Derrière ce titre à rallonge se cache un film poétique et tendre. L’histoire d’un petit village au cœur du Brésil engourdi par le temps qui va se réveiller doucement à l’arrivée d’une jeune photographe.
Le début du film décline lentement plusieurs fois la même scène : Madalena, une vieille dame qui vit dans le souvenir de son défunt mari, pétrit et cuit le pain pour la boutique d’Antonio. Comme chaque jour, il lui dit qu’elle est têtue comme une mule (elle range les petits pains d’une certaine façon, tandis qu’il les retire aussitôt pour faire à sa façon). Malgré la rudesse apparente de l’homme, on ressent beaucoup de complicité et de tendresse entre eux. Comme chaque jour, ils s’assoient sur le banc devant la boutique pour boire le café et discuter. Puis, ils vont écouter le sermon du prêtre avant d’aller prendre le déjeuner avec les autres habitants du village. Le côté itératif crée une atmosphère étrange et mime avec grâce la langueur dans laquelle semblent être englués le village et ses habitants en bout de course.
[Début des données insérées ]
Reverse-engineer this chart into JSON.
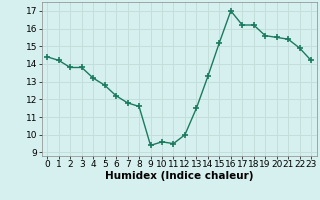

Le magnifique travail du directeur de la photographie, Lucio Bonelli, fait penser sans équivoque aux tableaux de Rembrandt ou du Caravage. C’est dans une semi-pénombre ou une lumière sans fard que tous les jours, les mêmes gestes, les mêmes mots, le quotidien se répètent à l’infini. Seule la mort peut briser cette mécanique parfaitement huilée. Mais le problème c’est que les vieux ne semblent pas pouvoir mourir : le cimetière est fermé, verrouillé depuis bien longtemps… Un mystère qui fait parfois basculer le film dans un réalisme fantastique.
La deuxième partie du film voit Rita, une jeune photographe, débarquer dans cet étrange endroit habité de vieilles personnes et irrévocablement coupé du monde. On ne sait pas pourquoi elle est là, elle semble perdue. Elle prend des clichés qui s’insèrent entre les séquences, donnant au film une dimension documentaire. En se fondant dans le paysage, elle tisse des liens avec les âmes du village. Escamotant l’écart entre les générations, Rita devient un pont entre le rêve et la réalité, la vie et la mort. Et le film d’interroger sur le rôle de la tradition, de la transmission et de la mémoire personnelle et collective.
Récompensé dans de nombreux festivals à travers le monde et premier long-métrage de fiction de la jeune réalisatrice brésilienne Julia Murat, Historias, les histoires n’existent que lorsque l’on s’en souvient, est un joli film enchanteur et sensible.
Historias, les histoires n’existent que lorsque l’on s’en souvient de Julia Murat, avec Sonia Guedes, Lisa Serra, Luiz Serra, Argentine, Brésil, France. Sortie le 18 juillet 2012.